'Slick' Goes Back On the Air

by Conrad Brunner

March 25, 2003

Indianapolis, March 25, 2003 - In his stead came politicians and models, rock stars and Super Bowl champions. In the process, Pacers fans were reminded of something they probably knew all along: there's only one Slick.

Bobby "Slick" Leonard, who has been absent from radio broadcasts (WIBC-AM 1070) since having hip replacement surgery on Jan. 29, will return to his usual seat next to play-by-play man Mark Boyle for Wednesday night's game against Philadelphia in Conseco Fieldhouse.

In his 18th season as a broadcaster with the Pacers after 12 (and three ABA championships) as their head coach, Leonard, 70, is anxious to resume his place at courtside.

"When you're used to being active all the time, those four walls can get to you, buddy," he said. "But I got through the worst part. I feel good for a guy my age."

Boyle, who has been anchoring the team's radio broadcasts since 1988, was partnered with a variety of celebrity fill-ins during Leonard's absence including Indianapolis Mayor Bart Peterson, rocker Henry Lee Summer, Tampa Bay Bucs tight end Ken Dilger, Watson's spokesmodel Jennifer Eichler and late-night talk-show host Craig Kilborn.

"It was interesting," Boyle said. "I will say I enjoyed some more than others.

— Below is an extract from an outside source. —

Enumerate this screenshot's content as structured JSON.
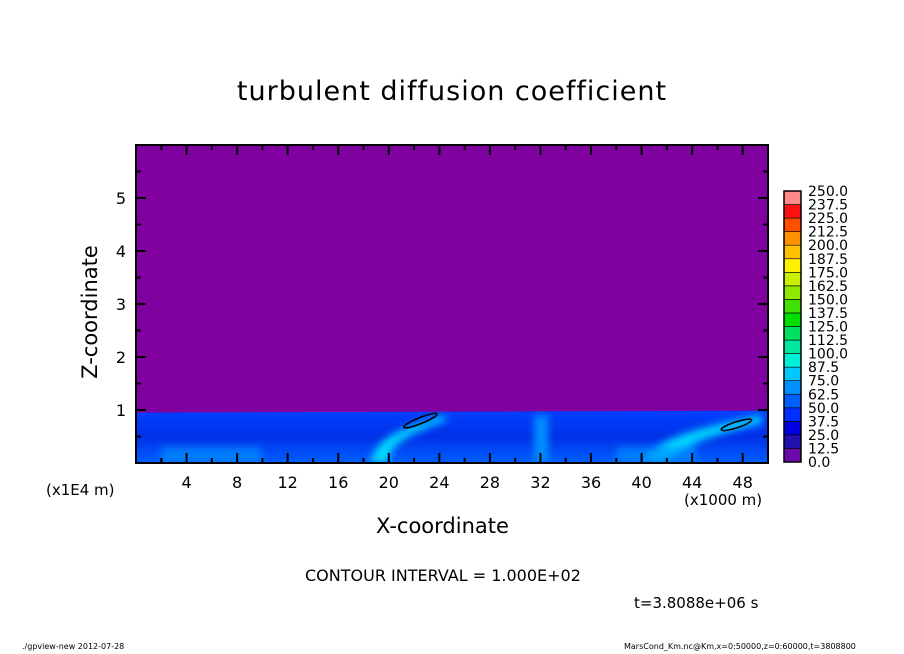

I had the most fun, predictably, with Craig Kilborn. But they all added something."

Boyle also did a few games on his own but he's more than glad to regain his teammate.

"I'm excited to have him back," Boyle said. "The reality of the job is it's easier to do when he's not there because there's only one voice, but it's not as much fun and it's not nearly as good a broadcast.

"At first it was a change of pace but the longer we went, the more I missed him."

The team was 33-12 when Leonard checked into the hospital. It has gone 8-17 in his absence.

"I think we should blame it on him," Boyle said. "The evidence is circumstantial enough that we can at least point a finger."

Leonard laughed at the thought.

"I guess I'll take responsibility," he said. "They've had a tough go, a lot of distractions, things going on. I watched every game on TV but listened to Mark. Man, I've watched so much basketball - I don't think I've ever seen this much college basketball. But now, it's time now to go back to work."